Immagine di repertorio (Fotogramma)

Morta dopo una puntura di insetto e un ricovero di due settimane in ospedale. A Palermo i figli di una donna di 44 anni, Elisabetta Semprecondio, arrivata a Villa Sofia lo scorso 4 giugno e deceduta il 17 giugno, hanno presentato una denuncia ai carabinieri per omicidio colposo. I militari hanno sequestrato la cartella clinica e avviato le indagini, mentre nel pomeriggio sul corpo della donna è stata effettuata l'autopsia. Secondo il racconto dei familiari, la 44enne sarebbe stata punta da un insetto al piede lo scorso 28 maggio mentre si trovava nel terrazzino di casa. Un incidente a cui non avrebbe dato particolare peso. A distanza di qualche giorno, però, le sue condizioni peggiorano: al gonfiore si associano diarrea, vomito ed ecchimosi su tutto il corpo.

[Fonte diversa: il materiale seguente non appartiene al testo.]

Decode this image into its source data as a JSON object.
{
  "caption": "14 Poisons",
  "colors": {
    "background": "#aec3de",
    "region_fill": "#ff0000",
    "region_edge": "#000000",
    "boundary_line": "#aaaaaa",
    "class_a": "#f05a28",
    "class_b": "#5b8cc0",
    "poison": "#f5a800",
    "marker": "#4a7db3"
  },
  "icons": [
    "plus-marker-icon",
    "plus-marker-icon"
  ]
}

Il 4 giugno arriva al pronto soccorso dell'ospedale, dove le sarebbe stato assegnato inizialmente un codice bianco e dopo giallo. "Da quel momento viene blindata per via del Covid-19 – dice all'Adnkronos Giulio Bonanno, il legale che assiste i figli della vittima - Viene sottoposta a quattro tamponi, tutti negativi, e a una visita ginecologica. Aspetto che qualcuno mi spieghi qual è il legame tra la puntura d'insetto e questa procedura. Per giorni i familiari non riescono a vederla, ogni dialogo avviene solo con il cellulare".

Il 10 giugno i figli si presentano in caserma e sporgono una prima denuncia per lesioni colpose. Qualche giorno fa il tragico epilogo. "La signora stava benissimo, non risultano patologie pregresse. Aspettiamo l'esito dell'autopsia ma resta da capire se nel 2020 sia normale morire così", conclude l’avvocato. Per i medici la causa della morte sarebbe stata un'embolia al cervello. Al momento il fascicolo aperto dalla Procura è contro ignoti.